上記の便益分析及び費用分析を踏まえ、今回の放射線障害防止法の改正によるクリアランス制度の導入に関する規制の新設は適切である。

想定できる代替手段との比較考量

代替手段としては、クリアランス制度を導入するのではなく、廃棄の基準の一部として、放射能濃度等が一定の基準に合致する放射性廃棄物については、規制機関による認可・確認等を要しなくても事業者は放射性廃棄物として扱わないことができる旨を規定するという方法があるが、この方法では放射能濃度が十分に低いことの判断を事業者のみに委ねることとなり、社会的な理解が得られないものと考えられるため、困難である。

審議会等における検討結果及び有識者等の意見

原子力委員会 原子力バックエンド対策専門部会

平成10年5月28日 RI・研究所等廃棄物処理処分の基本的考え方について

「廃棄物の放射能濃度に応じた安全かつ合理的な処分・再利用を実施するため、RI・研究所等廃棄物についてクリアランス制度を導入することが望まれる。
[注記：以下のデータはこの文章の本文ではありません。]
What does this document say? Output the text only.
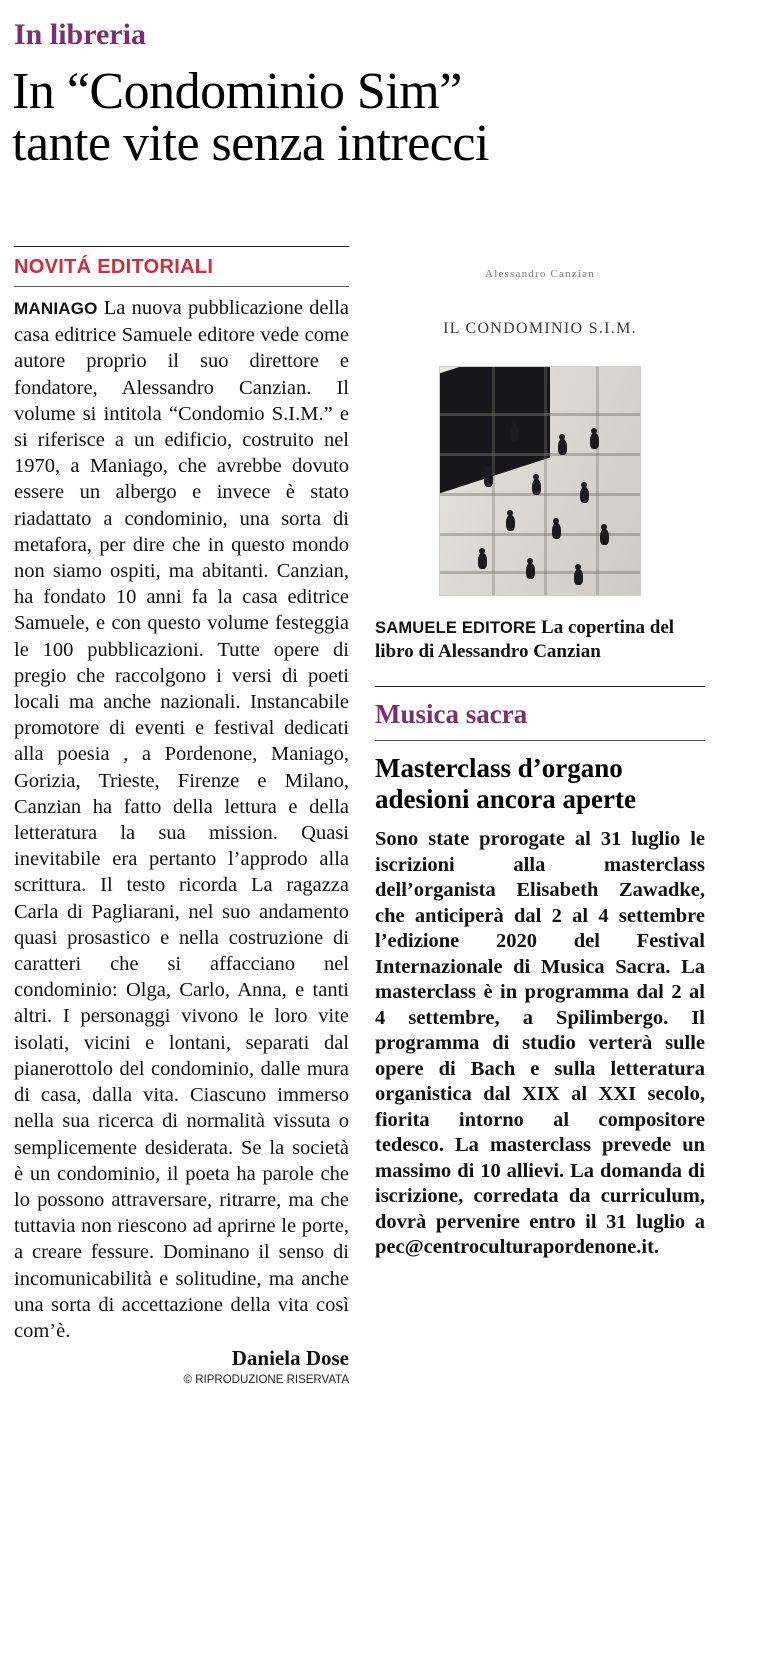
In libreria
In “Condominio Sim”
tante vite senza intrecci
NOVITÁ EDITORIALI
MANIAGO La nuova pubblicazione della casa editrice Samuele editore vede come autore proprio il suo direttore e fondatore, Alessandro Canzian. Il volume si intitola “Condomio S.I.M.” e si riferisce a un edificio, costruito nel 1970, a Maniago, che avrebbe dovuto essere un albergo e invece è stato riadattato a condominio, una sorta di metafora, per dire che in questo mondo non siamo ospiti, ma abitanti. Canzian, ha fondato 10 anni fa la casa editrice Samuele, e con questo volume festeggia le 100 pubblicazioni. Tutte opere di pregio che raccolgono i versi di poeti locali ma anche nazionali. Instancabile promotore di eventi e festival dedicati alla poesia , a Pordenone, Maniago, Gorizia, Trieste, Firenze e Milano, Canzian ha fatto della lettura e della letteratura la sua mission. Quasi inevitabile era pertanto l’approdo alla scrittura. Il testo ricorda La ragazza Carla di Pagliarani, nel suo andamento quasi prosastico e nella costruzione di caratteri che si affacciano nel condominio: Olga, Carlo, Anna, e tanti altri. I personaggi vivono le loro vite isolati, vicini e lontani, separati dal pianerottolo del condominio, dalle mura di casa, dalla vita. Ciascuno immerso nella sua ricerca di normalità vissuta o semplicemente desiderata. Se la società è un condominio, il poeta ha parole che lo possono attraversare, ritrarre, ma che tuttavia non riescono ad aprirne le porte, a creare fessure. Dominano il senso di incomunicabilità e solitudine, ma anche una sorta di accettazione della vita così com’è.
Daniela Dose
© RIPRODUZIONE RISERVATA
Alessandro Canzian
IL CONDOMINIO S.I.M.
SAMUELE EDITORE La copertina del libro di Alessandro Canzian
Musica sacra
Masterclass d’organo
adesioni ancora aperte
Sono state prorogate al 31 luglio le iscrizioni alla masterclass dell’organista Elisabeth Zawadke, che anticiperà dal 2 al 4 settembre l’edizione 2020 del Festival Internazionale di Musica Sacra. La masterclass è in programma dal 2 al 4 settembre, a Spilimbergo. Il programma di studio verterà sulle opere di Bach e sulla letteratura organistica dal XIX al XXI secolo, fiorita intorno al compositore tedesco. La masterclass prevede un massimo di 10 allievi. La domanda di iscrizione, corredata da curriculum, dovrà pervenire entro il 31 luglio a pec@centroculturapordenone.it.
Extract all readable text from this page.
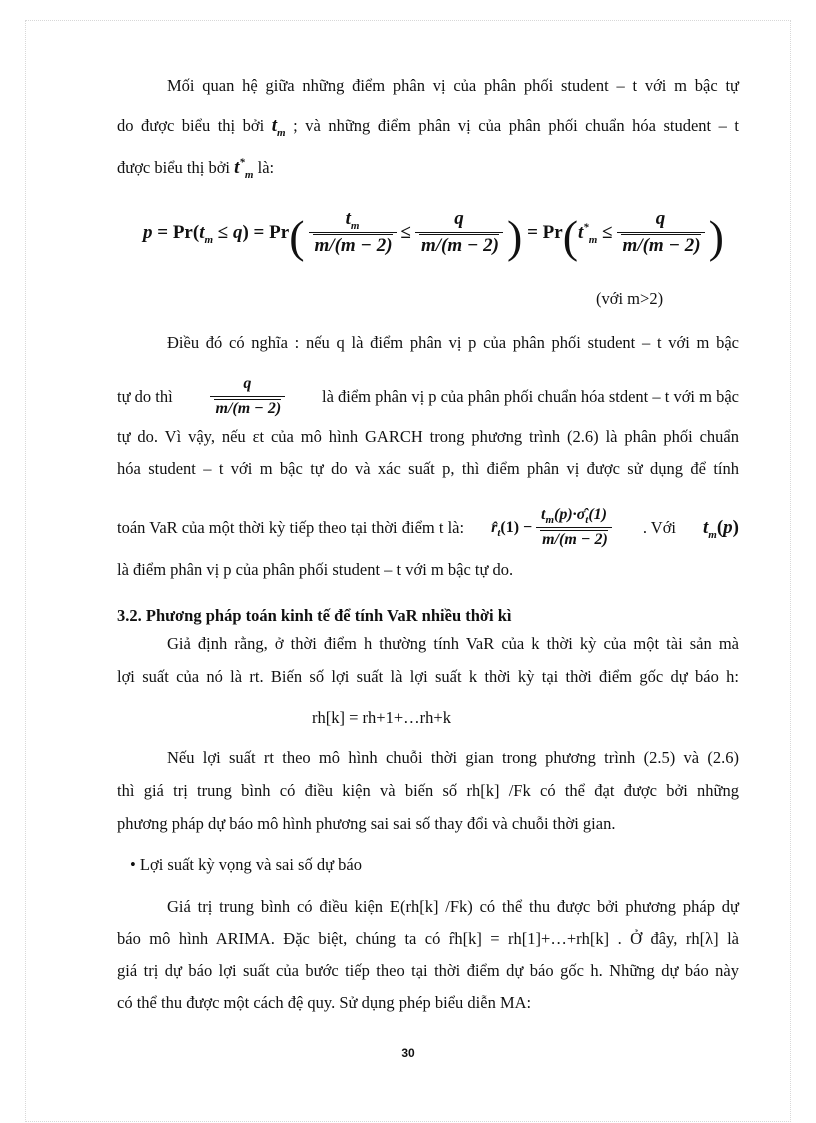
Mối quan hệ giữa những điểm phân vị của phân phối student – t với m bậc tự
do được biểu thị bởi $t_m$ ; và những điểm phân vị của phân phối chuẩn hóa student – t
được biểu thị bởi $t^*_m$ là:
p = Pr( $t_m \le q$ ) = Pr ( $\frac{t_m}{m/(m - 2)} \le \frac{q}{m/(m - 2)}$ ) = Pr ( $t^*_m \le \frac{q}{m/(m - 2)}$ )
(với m>2)
Điều đó có nghĩa : nếu q là điểm phân vị p của phân phối student – t với m bậc
tự do thì $\frac{q}{m/(m - 2)}$ là điểm phân vị p của phân phối chuẩn hóa stdent – t với m bậc
tự do. Vì vậy, nếu εt của mô hình GARCH trong phương trình (2.6) là phân phối chuẩn
hóa student – t với m bậc tự do và xác suất p, thì điểm phân vị được sử dụng để tính
toán VaR của một thời kỳ tiếp theo tại thời điểm t là: $r̂_t$ $(1) - \frac{t_m(p)\cdot\sigmâ_t(1)}{m/(m - 2)}$ . Với $t_m(p)$
là điểm phân vị p của phân phối student – t với m bậc tự do.
3.2. Phương pháp toán kinh tế để tính VaR nhiều thời kì
Giả định rằng, ở thời điểm h thường tính VaR của k thời kỳ của một tài sản mà
lợi suất của nó là rt. Biến số lợi suất là lợi suất k thời kỳ tại thời điểm gốc dự báo h:
rh[k] = rh+1+…rh+k
Nếu lợi suất rt theo mô hình chuỗi thời gian trong phương trình (2.5) và (2.6)
thì giá trị trung bình có điều kiện và biến số rh[k] /Fk có thể đạt được bởi những
phương pháp dự báo mô hình phương sai sai số thay đổi và chuỗi thời gian.
• Lợi suất kỳ vọng và sai số dự báo
Giá trị trung bình có điều kiện E(rh[k] /Fk) có thể thu được bởi phương pháp dự
báo mô hình ARIMA. Đặc biệt, chúng ta có r̂h[k] = rh[1]+…+rh[k] . Ở đây, rh[λ] là
giá trị dự báo lợi suất của bước tiếp theo tại thời điểm dự báo gốc h. Những dự báo này
có thể thu được một cách đệ quy. Sử dụng phép biểu diễn MA:
30
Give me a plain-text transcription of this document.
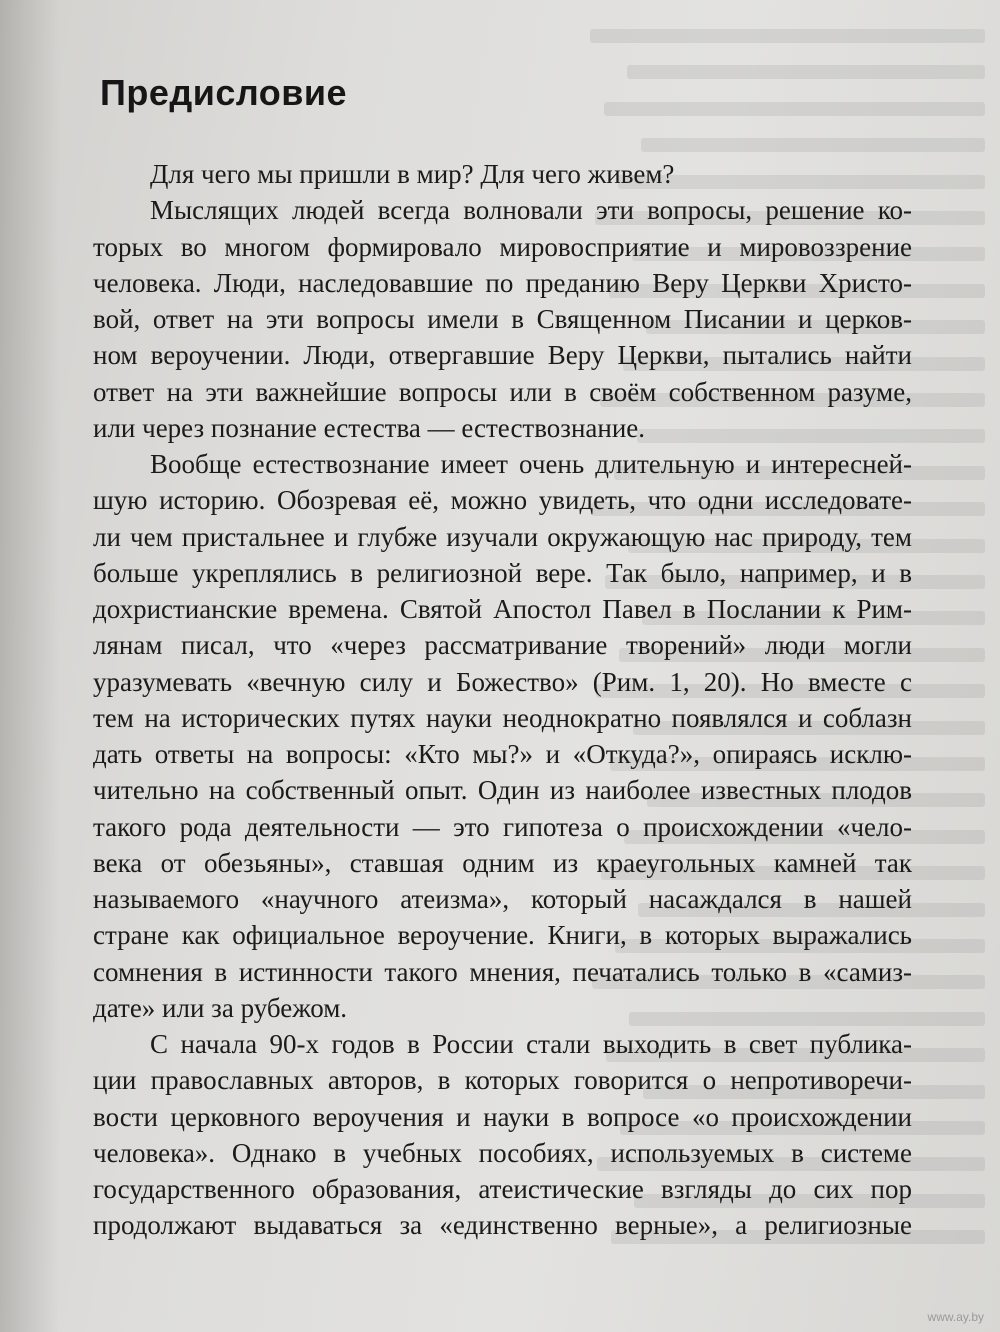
Предисловие
Для чего мы пришли в мир? Для чего живем?
Мыслящих людей всегда волновали эти вопросы, решение ко-
торых во многом формировало мировосприятие и мировоззрение
человека. Люди, наследовавшие по преданию Веру Церкви Христо-
вой, ответ на эти вопросы имели в Священном Писании и церков-
ном вероучении. Люди, отвергавшие Веру Церкви, пытались найти
ответ на эти важнейшие вопросы или в своём собственном разуме,
или через познание естества — естествознание.
Вообще естествознание имеет очень длительную и интересней-
шую историю. Обозревая её, можно увидеть, что одни исследовате-
ли чем пристальнее и глубже изучали окружающую нас природу, тем
больше укреплялись в религиозной вере. Так было, например, и в
дохристианские времена. Святой Апостол Павел в Послании к Рим-
лянам писал, что «через рассматривание творений» люди могли
уразумевать «вечную силу и Божество» (Рим. 1, 20). Но вместе с
тем на исторических путях науки неоднократно появлялся и соблазн
дать ответы на вопросы: «Кто мы?» и «Откуда?», опираясь исклю-
чительно на собственный опыт. Один из наиболее известных плодов
такого рода деятельности — это гипотеза о происхождении «чело-
века от обезьяны», ставшая одним из краеугольных камней так
называемого «научного атеизма», который насаждался в нашей
стране как официальное вероучение. Книги, в которых выражались
сомнения в истинности такого мнения, печатались только в «самиз-
дате» или за рубежом.
С начала 90-х годов в России стали выходить в свет публика-
ции православных авторов, в которых говорится о непротиворечи-
вости церковного вероучения и науки в вопросе «о происхождении
человека». Однако в учебных пособиях, используемых в системе
государственного образования, атеистические взгляды до сих пор
продолжают выдаваться за «единственно верные», а религиозные
www.ay.by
」

文部科学省放射線安全規制検討会

平成18年6月 放射線障害防止法におけるクリアランス制度の整備に係る技術的検討について(中間報告書)
平成22年1月 放射線障害防止法へのクリアランス制度の導入に向けた技術的検討結果について(第二次中間報告書)

現在、放射線障害防止法におけるクリアランス制度の導入に関して、引き続き技術的検討を行っているところ。

文部科学省放射線安全規制検討会(※審議会情報へリンク)は、放射線安全規制のあり方等について専門家による具体的な検討を行うための会議である。検討会の構成員は大学教授等の原子力、放射線分野の専門家からなる。

文部科学省政策評価に関する有識者会議委員の意見

・意見聴取期間:平成22年1月29日~平成22年2月5日

・評価結果はおおむね妥当。

(主な意見)
・修辞的な表現ではなく、具体的でわかりやすい表現にすること。
・「国又は登録機関の確認を受けたうえでクリアランスされるため、規制が緩和されることによるリスクは安全上問題とはならない」とあるが、事業者がクリアランス対象物の測定・評価について、その結果を偽装することがあり得ることから、このような場合の対応方策についても言及すべきである。
→意見を踏まえ、評価票を修正。

レビューを行う時期

法律の施行後5年以内に、その時点における科学的知見、施行状況等を勘案して見直しを行う。